Souvent, le groupe tente d’empêcher ses membres de le quitter :

Tant qu’ils sont membres du groupement, les adeptes sont liés à celui-ci par l’effet des techniques de manipulation mentale déjà décrites :

— Le groupe totalitaire exerce un contrôle très sévère sur le comportement de ses membres, ce qui a pour effet d’entraver fortement la manifestation de comportements alternatifs et, notamment, d’étouffer les velléités de quitter le groupe.

— On empêche la communication interne et ex-terne et les contacts.

— On exerce une forte pression sur celui qui quitte le groupe (ou songe à le faire). On lui fait croire qu’il met le groupe en danger, qu’il sera privé de la félicité éternelle, qu’il sera puni par Dieu ou par le principe final, qu’il trahit les objectifs du groupe.

— Certains mouvements menacent l’adepte qui veut mettre un terme à sa participation et qui exige le remboursement des cours d’être banni à vie du mouvement. Cette menace contribue sans aucun doute à retenir les membres qui, somme toute, trouvent l’offre du mouvement positive.

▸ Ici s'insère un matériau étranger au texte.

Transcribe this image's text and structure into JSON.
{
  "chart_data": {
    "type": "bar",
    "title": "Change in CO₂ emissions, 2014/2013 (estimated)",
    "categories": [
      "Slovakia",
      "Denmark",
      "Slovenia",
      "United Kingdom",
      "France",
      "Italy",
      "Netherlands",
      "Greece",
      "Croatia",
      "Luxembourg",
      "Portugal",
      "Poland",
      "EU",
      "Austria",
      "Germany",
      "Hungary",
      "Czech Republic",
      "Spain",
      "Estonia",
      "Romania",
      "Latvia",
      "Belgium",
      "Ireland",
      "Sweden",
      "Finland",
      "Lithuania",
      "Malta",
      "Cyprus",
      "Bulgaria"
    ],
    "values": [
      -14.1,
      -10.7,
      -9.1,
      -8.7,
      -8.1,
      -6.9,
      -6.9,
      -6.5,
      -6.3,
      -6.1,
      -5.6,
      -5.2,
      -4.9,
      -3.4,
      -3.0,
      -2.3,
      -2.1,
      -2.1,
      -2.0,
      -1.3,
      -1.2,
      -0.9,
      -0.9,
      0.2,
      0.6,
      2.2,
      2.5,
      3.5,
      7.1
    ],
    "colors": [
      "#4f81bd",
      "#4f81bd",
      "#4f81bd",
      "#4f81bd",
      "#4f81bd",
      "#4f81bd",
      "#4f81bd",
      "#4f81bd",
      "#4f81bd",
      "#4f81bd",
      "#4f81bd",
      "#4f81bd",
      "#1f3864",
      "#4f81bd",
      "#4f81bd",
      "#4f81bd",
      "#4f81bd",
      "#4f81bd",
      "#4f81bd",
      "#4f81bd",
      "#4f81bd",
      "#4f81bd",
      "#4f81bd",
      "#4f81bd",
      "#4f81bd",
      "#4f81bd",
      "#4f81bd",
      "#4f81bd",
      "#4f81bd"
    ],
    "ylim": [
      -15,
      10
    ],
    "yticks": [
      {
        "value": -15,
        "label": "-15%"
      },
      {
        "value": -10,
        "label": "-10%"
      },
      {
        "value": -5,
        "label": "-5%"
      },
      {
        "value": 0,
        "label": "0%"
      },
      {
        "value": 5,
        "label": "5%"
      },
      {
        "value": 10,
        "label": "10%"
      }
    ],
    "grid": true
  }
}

— Certains mouvements " prennent (psychologiquement) en otages " les enfants des membres, qui peuvent alors difficilement quitter la secte, par exemple en offrant aux enfants un beau cadre de vie sur les plans matériel et social ou en liant formellement les parents entre eux. Cette prise en otage peut également se réaliser par le biais de mesures judiciaires, en vertu desquelles les enfants sont confiés au parent faisant partie de l’organisation sectaire.

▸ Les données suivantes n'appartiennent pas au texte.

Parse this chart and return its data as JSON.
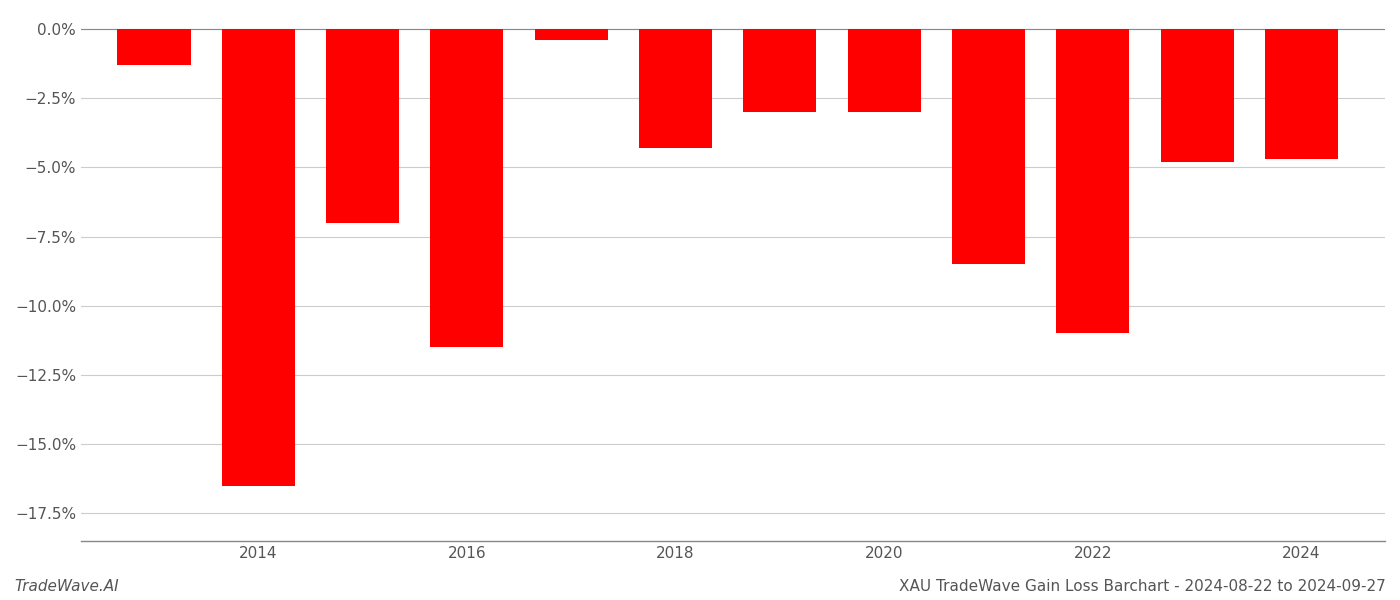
{
  "years": [
    2013,
    2014,
    2015,
    2016,
    2017,
    2018,
    2019,
    2020,
    2021,
    2022,
    2023,
    2024
  ],
  "values": [
    -0.013,
    -0.165,
    -0.07,
    -0.115,
    -0.004,
    -0.043,
    -0.03,
    -0.03,
    -0.085,
    -0.11,
    -0.048,
    -0.047
  ],
  "bar_color": "#ff0000",
  "background_color": "#ffffff",
  "grid_color": "#cccccc",
  "axis_color": "#888888",
  "tick_color": "#555555",
  "ylim": [
    -0.185,
    0.005
  ],
  "yticks": [
    0.0,
    -0.025,
    -0.05,
    -0.075,
    -0.1,
    -0.125,
    -0.15,
    -0.175
  ],
  "xticks": [
    2014,
    2016,
    2018,
    2020,
    2022,
    2024
  ],
  "footer_left": "TradeWave.AI",
  "footer_right": "XAU TradeWave Gain Loss Barchart - 2024-08-22 to 2024-09-27",
  "bar_width": 0.7
}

Même après avoir quitté l’organisation sectaire, les ex-membres continuent souvent d’être harcelés, du moins par certains groupements :

— Les ex-membres sont mis sous pression par des lettres ou des coups de téléphone pour les amener à nouveau au mouvement. Les représentants du groupe les guettent et écrivent des lettres pour les inviter à participer à une discussion avec le groupe. Celui qui veut reprendre ses affaires, doit également le faire en personne. De cette manière, le groupe re-prend contact avec l’intéressé.

— Les groupes font aussi souvent appel au sens de l’honneur : les membres qui quittent le groupe sont normalement tenus vis-à-vis d’eux-mêmes et du groupe d’expliquer les motifs de leur départ.

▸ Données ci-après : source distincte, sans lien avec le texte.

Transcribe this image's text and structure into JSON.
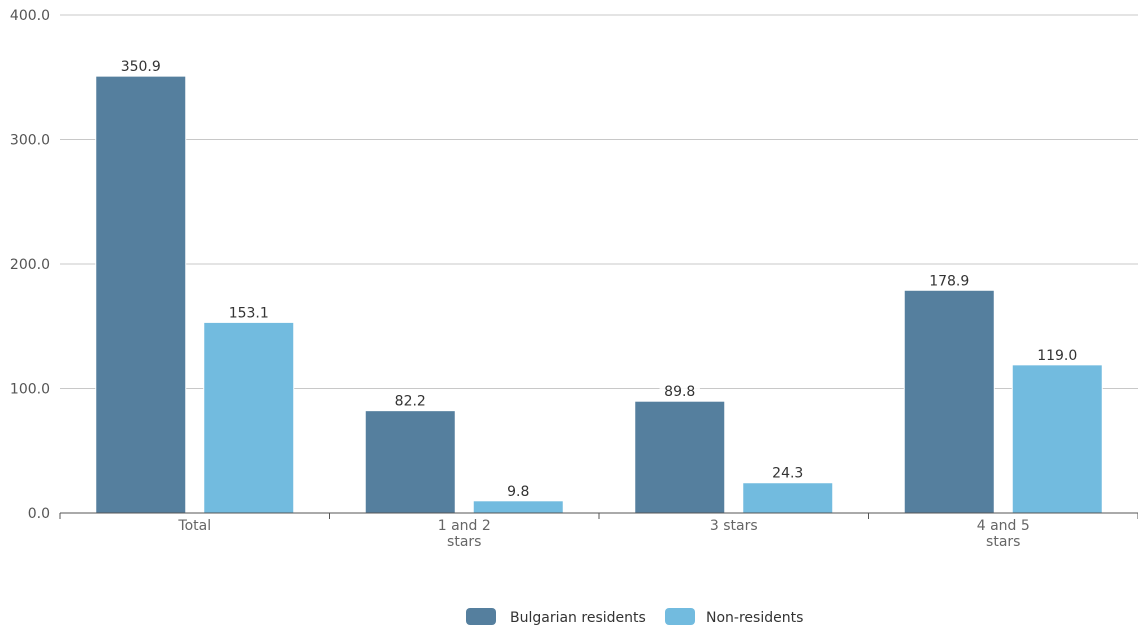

— Les ex-membres font l’objet de poursuites judiciaires parce qu’ils n’ont pas respecté les promesses (contractuelles).

— Bon nombre de témoins font état de toutes sortes de formes de harcèlement allant du comportement perturbateur (filature, appels téléphoniques, ...) aux menaces et infractions pénales dirigées contre les ex-membres ou leur famille (vol de courrier, vol d’objets, dégradations immobilières, exactions perpétrées sur les animaux domestiques, dégradations aux véhicules, ...).

— Des membres sont également menacés de plaintes pour calomnie et diffamation. Certains mouvements excellent dans l’art de réagir à toute déclaration négative à leur égard en déposant plainte devant le juge.

— Des ex-membres sont parfois accusés de délits à caractère sexuel (surtout lors des procédures de divorce entre époux) et de coups et blessures.

Les (grands-)parents et membres de la famille sont aussi vivement pris à partie s’ils s’opposent à l’adhésion de leurs enfants ou des membres de leur famille à une organisation sectaire, et surtout si cela a des conséquences pour les (petits-)enfants, comme dans le cas de Sahaja Yoga et des Témoins de Jéhovah.